A number of respondents specifically asked whether the college would be providing staff training on the use of these technologies. In response, the library staff have run staff development sessions on Web 2.0 technologies raising awareness of the technologies and promoting the library’s own Web 2.0 developments. Consequently, for September, we are already being asked to provide similar training to students.

Posted in Inspiring Learning, Library 2.0, Using Web 2.0 in teaching | Tagged: , , , , , , , , , | Leave a Comment »

How to make the transition to Library 2.0

Posted by andrewey on July 14, 2008

Of course this presuposes that the service and staff adopt the Library 2.0 ‘state of mind’ described in Academic Library 2.0.

Michael Stephens has identified 5 initial steps to becoming library 2.0:

Start a library blog
Create an Emerging Technology Committee
Train staff to use an RSS aggregator
Experiment and use 2.0 Tools
Implement IM reference

These are certainly very achievable aims even for a modest sized FE college – we will have achieved all of the above well inside 12 months.

Our library blog LibeRaCe has been running for almost 12 months and has generated far more interest and usage than hoped for – we are currently at over 12,000 visits in approximately 10 months of operation. Blogs can be set up quickly – the real work involved is maintaining it by adding a regular stream of posts (we aim to add a post every working day).

We have not set up an Emerging Technology Committee – because a formal library committee of this nature is unnecessary, and probably impractical, in FE. However, we do have informal meetings of the library staff interested in Web 2.0 – often with our ILT Champion. We also have a Library Committee where Web 2.0 developments can be discussed with teaching staff. Web 2.0 will be a standing item at library team meetings from September.
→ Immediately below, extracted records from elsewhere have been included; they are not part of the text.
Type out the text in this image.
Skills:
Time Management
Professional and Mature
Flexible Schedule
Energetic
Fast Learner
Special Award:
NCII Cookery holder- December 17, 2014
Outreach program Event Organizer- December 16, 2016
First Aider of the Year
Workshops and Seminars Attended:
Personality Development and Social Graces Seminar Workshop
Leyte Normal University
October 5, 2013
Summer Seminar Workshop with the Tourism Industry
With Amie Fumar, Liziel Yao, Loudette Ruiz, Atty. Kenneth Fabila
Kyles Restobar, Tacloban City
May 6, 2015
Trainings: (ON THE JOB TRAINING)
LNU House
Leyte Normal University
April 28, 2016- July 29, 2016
Setting up RSS agregators is part of our current Web Quest programme so that by September all library staff will be trained to do this – some are already using them (we have one using Pageflakes for all the library staff blogs so that staff can see at a glance if there are any new posts).

We are experimenting with a number of Web 2.0 tools – the most successful so far has been del.icio.us which we are using to create virtual reading lists for individual subject areas. Currently we have a general one for all subject areas and my library specific one. Other tools we are experimenting with include Flickr, Facebook, blogs, wikis and Youtube.

Finally, with regard to Instant Messaging, we will be using the Pronto tool which will be available within our Moodle VLE. We aim to use this as a general helpdesk facility – mainly for IT support rather than for reference enquiries (although that will be included too). The plan is to have this service in place for September.